I was seven years old when I first became aware of politics. It was 1948, and the presidential race between Harry Truman and Thomas Dewey was underway. With all the wisdom of a seven-year-old, I picked the obvious winner, Dewey. We all know how that worked out.
Maybe that’s why I didn’t get actively involved in politics until I was in high school, when I actually did manage to pick a winner, John F. Kennedy. (I was the only member of my government class who did. It was a very Republican town.) I couldn’t vote for Kennedy, of course—the 18-year-old vote wasn’t permitted until 1971—but I got a taste for the process. And from the time at the University of Michigan when I served as president of the Young Democrats, I’ve been engaged to one degree or another ever since. And I’ve become a big fan of nonfiction books about politics.
This post was updated on June 5, 2024.
Four score good nonfiction books about politics
All of which goes to explain why I seek out books about politics. Fiction, nonfiction—it doesn’t matter. If it’s credible and at least reasonably well written, I’m game. So, ever since I launched this blog ten years ago, I’ve read and reviewed a fair number of books about the topic. Here, I’m listing only the four score good nonfiction books about politics that have appeared in this space, beginning with my top 10. All these titles appear in alphabetical order by the authors’ last names within each of the several groups of books. The top 10 are listed first. Then, separated by category, all four score books are listed below.
Each title is linked to its review on this blog. I hope it’s obvious that this is not an attempt to provide a comprehensive reading list. I’ve only included recent books I’ve read from beginning to end and reviewed here.
If you read widely about current affairs, you’re likely to come across a number of titles that are familiar to you. Included are such familiar authors as Michelle Alexander, Robert Caro, Bob Woodward, Michael Lewis, Noam Chomsky, Adam Hochschild, Van Jones, and Robert B. Reich. But you’ll also encounter many works that never surfaced on bestseller lists or attracted the attention of mainstream reviewers. I hold the peculiar opinion that a book can hold important truths even if few people read it.
Top 10 nonfiction books about politics
The New Jim Crow: Mass Incarceration in the Age of Colorblindness, by Michelle Alexander
In this extraordinary book, Prof. Alexander explains how the country’s criminal justice system has been warped to the point of nonrecognition by a series of Presidential actions, Congressional legislation, and Supreme Court decisions; how the system of arrests, prosecution, conviction, and sentencing really works now; and the catastrophic consequences of this sequence of events for our cities, our African-American and Latino communities, and ultimately all of ourselves. The New Jim Crow is one of the most important books published in the English language in a great many years, because it dispels so many of our cherished illusions and takes no prisoners in naming those responsible or in proposing remedies. Read the review.
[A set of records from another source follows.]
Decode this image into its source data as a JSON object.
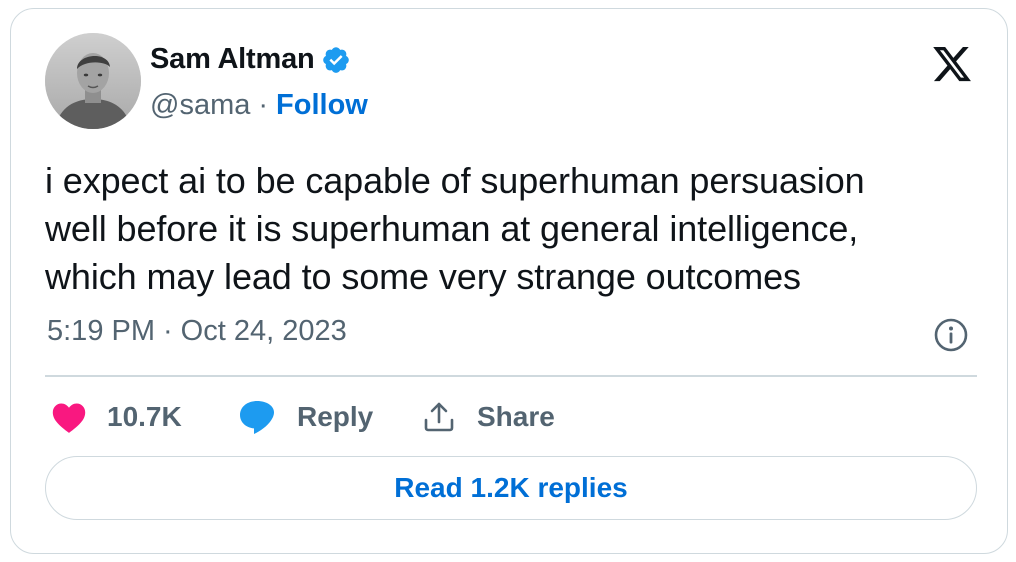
{
  "author": {
    "name": "Sam Altman",
    "handle": "@sama",
    "separator": "·",
    "follow_label": "Follow",
    "verified": true,
    "verified_color": "#1d9bf0"
  },
  "tweet": {
    "line1": "i expect ai to be capable of superhuman persuasion",
    "line2": "well before it is superhuman at general intelligence,",
    "line3": "which may lead to some very strange outcomes",
    "time": "5:19 PM",
    "separator": "·",
    "date": "Oct 24, 2023"
  },
  "actions": {
    "like_count": "10.7K",
    "reply_label": "Reply",
    "share_label": "Share",
    "like_color": "#f91880",
    "reply_color": "#1d9bf0"
  },
  "read_replies_label": "Read 1.2K replies",
  "icons": [
    "x-logo-icon",
    "verified-badge-icon",
    "info-icon",
    "heart-icon",
    "reply-bubble-icon",
    "share-icon"
  ]
}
Evil Geniuses: The Unmaking of America by Kurt Andersen
At no point does Anderson list the names of the evil geniuses of his title, but they emerge clearly enough along the way as he tells the profoundly sad story of the price American society has paid for their folly. These are the principal architects of the winner-take-all economy that gave rise to today’s extreme economic inequality and the madness that placed Donald Trump in the Oval Office. Read the review.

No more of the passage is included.